B-G has also begun taking on more photovoltaic work, such as the installation of 100 rooftop solar panels at the Hampshire County Jail.
“That’s a fast-growing industry,” Reidy said. “I think people are starting to pay attention to efficiency all the way down the line, from large projects to small pieces of equipment for homes.
“We’ve done quite a few green-building projects,” he continued. “Its time has come, as people keep looking for ways to save money. It’s a perfect storm, if you think about it: fuel costs are up, people are more aware of the environment now, and conservation is kicking in.”
That economic consideration is key, though, to getting many people to move toward energy-efficient solutions. “In my own experience, I converted from oil to gas in my home this year and saved 50% on the fuel bill,” Reidy said. “That’s a quick payback, and that’s what people want, a quick payback. They want to know, ‘how many years will it take for this investment to pay me back?’ Energy efficiency today is huge.”

Up to Speed
Even as B-G embraces these trends, it has seen the HVAC field in general become more challenging on many levels, but more exciting as well.
“The speed at which jobs get done has increased dramatically; everything is faster, faster, faster,” Reidy said. “And the computer has changed the building automation controls amazingly. Every piece of equipment today has some kind of plug-in computer board. It makes troubleshooting the equipment so much easier. It reminds you of when service is due, reminds you of filter changes … all that is done through the computer today; it’s all automated. That’s probably the biggest change in the industry.”
In addition, he said, “there have been a lot of changes in the way pipes are put together — quicker, faster, better — that saves labor in projects.”
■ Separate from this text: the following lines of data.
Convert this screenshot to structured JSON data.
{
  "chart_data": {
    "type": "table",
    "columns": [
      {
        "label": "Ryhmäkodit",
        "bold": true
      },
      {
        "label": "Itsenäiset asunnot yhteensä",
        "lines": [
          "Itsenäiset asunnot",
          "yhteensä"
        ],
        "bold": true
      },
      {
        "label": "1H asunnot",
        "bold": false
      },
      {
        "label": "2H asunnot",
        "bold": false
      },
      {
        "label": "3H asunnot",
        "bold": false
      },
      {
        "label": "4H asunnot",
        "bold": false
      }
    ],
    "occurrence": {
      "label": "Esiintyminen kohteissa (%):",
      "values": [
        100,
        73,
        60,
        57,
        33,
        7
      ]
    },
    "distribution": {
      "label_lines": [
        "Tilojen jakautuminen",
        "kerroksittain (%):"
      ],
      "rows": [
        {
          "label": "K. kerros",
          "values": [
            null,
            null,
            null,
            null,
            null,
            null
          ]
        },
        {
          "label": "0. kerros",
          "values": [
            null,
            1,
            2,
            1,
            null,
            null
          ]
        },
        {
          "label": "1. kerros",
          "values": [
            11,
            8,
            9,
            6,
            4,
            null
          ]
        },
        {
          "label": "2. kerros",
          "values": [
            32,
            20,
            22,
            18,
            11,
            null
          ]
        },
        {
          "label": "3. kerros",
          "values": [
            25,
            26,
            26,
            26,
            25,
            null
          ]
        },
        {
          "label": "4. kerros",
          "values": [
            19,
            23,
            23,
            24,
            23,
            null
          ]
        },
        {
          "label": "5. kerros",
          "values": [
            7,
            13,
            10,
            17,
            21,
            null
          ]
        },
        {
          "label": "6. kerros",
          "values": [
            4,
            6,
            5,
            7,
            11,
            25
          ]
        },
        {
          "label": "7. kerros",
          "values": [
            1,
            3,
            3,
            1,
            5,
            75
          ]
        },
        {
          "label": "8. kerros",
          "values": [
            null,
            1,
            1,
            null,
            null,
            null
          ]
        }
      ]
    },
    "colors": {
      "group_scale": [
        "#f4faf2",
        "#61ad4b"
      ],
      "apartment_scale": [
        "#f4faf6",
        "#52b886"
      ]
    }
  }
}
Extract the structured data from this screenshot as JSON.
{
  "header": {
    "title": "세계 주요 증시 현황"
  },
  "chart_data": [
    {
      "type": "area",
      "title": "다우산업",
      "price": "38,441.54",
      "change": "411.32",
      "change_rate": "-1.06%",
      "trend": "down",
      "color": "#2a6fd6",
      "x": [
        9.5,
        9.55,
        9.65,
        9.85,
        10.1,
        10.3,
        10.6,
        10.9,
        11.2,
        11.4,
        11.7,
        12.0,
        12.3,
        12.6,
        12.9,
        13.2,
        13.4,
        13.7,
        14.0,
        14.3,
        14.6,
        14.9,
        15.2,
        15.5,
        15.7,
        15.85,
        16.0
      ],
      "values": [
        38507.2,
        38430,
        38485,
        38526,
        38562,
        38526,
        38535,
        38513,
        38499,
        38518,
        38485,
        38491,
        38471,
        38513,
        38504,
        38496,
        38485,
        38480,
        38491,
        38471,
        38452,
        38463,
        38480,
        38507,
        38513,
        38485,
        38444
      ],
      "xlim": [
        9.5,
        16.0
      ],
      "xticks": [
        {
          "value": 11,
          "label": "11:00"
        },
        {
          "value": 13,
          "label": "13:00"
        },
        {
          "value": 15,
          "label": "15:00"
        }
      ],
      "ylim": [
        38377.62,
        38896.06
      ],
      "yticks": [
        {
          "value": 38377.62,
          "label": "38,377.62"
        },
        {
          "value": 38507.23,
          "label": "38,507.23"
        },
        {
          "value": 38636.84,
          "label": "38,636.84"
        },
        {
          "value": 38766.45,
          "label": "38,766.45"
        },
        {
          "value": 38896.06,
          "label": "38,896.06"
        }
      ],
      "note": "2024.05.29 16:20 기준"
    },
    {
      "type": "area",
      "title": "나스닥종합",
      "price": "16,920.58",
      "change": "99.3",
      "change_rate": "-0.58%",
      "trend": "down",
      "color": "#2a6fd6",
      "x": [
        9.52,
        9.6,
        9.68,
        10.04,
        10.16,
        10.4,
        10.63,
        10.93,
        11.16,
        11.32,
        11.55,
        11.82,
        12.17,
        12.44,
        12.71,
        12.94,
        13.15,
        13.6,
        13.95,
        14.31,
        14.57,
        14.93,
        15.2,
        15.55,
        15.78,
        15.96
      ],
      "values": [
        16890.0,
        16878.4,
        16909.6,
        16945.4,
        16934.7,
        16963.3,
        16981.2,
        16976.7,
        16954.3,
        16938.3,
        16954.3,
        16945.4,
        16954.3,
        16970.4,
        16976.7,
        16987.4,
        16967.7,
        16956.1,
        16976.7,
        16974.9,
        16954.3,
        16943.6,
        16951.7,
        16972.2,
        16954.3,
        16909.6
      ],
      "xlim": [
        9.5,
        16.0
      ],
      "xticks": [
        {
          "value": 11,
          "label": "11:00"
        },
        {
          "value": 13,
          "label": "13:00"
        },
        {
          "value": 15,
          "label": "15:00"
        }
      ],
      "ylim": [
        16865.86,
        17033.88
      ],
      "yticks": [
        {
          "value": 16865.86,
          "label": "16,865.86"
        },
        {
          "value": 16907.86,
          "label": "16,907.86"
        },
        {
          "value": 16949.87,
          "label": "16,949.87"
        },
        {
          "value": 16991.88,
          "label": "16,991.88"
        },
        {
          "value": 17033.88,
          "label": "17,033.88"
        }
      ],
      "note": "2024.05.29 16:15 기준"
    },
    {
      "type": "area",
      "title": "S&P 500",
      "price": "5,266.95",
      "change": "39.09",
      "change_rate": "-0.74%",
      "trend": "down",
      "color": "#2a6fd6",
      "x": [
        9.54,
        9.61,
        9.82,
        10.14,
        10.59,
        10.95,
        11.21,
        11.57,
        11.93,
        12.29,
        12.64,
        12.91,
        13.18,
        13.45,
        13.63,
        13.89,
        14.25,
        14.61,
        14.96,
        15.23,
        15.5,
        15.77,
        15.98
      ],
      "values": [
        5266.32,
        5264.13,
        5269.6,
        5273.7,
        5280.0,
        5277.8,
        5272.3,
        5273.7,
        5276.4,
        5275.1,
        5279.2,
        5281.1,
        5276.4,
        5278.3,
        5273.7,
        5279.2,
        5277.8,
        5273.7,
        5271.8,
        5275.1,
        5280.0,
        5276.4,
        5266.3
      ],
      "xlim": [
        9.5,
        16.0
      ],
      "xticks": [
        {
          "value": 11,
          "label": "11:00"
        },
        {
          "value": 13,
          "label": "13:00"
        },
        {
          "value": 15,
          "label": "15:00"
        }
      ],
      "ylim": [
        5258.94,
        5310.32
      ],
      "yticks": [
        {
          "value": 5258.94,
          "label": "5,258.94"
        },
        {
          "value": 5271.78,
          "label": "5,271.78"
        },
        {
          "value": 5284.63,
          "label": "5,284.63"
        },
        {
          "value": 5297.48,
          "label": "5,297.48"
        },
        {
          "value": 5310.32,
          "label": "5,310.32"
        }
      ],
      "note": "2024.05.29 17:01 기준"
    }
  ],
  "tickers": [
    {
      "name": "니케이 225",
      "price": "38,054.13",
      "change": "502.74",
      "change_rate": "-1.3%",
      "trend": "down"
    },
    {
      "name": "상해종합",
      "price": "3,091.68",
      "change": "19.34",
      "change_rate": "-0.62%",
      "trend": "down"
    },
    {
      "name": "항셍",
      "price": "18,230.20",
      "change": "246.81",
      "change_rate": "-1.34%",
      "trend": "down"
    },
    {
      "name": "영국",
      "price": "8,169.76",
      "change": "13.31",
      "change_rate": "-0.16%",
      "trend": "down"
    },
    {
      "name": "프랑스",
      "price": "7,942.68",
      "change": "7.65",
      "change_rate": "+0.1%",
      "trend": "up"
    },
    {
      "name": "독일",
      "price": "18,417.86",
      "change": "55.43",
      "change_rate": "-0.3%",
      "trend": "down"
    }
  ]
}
Being faster also means staying nimble against what has become stiffer competition in recent years, he told BusinessWest.
“We’re finding that competition keeps you moving faster because, if you’re not out knocking on doors, someone’s going to be out there in front of you,” he said. “We’re finding, when we bid on projects here in Springfield, guys from Rhode Island, Boston, and New York are here to bid on the work, because they know the work is here.”
In other words, even a struggling economy hasn’t cooled off business too much for this ‘little plumbing shop’ that has become much more.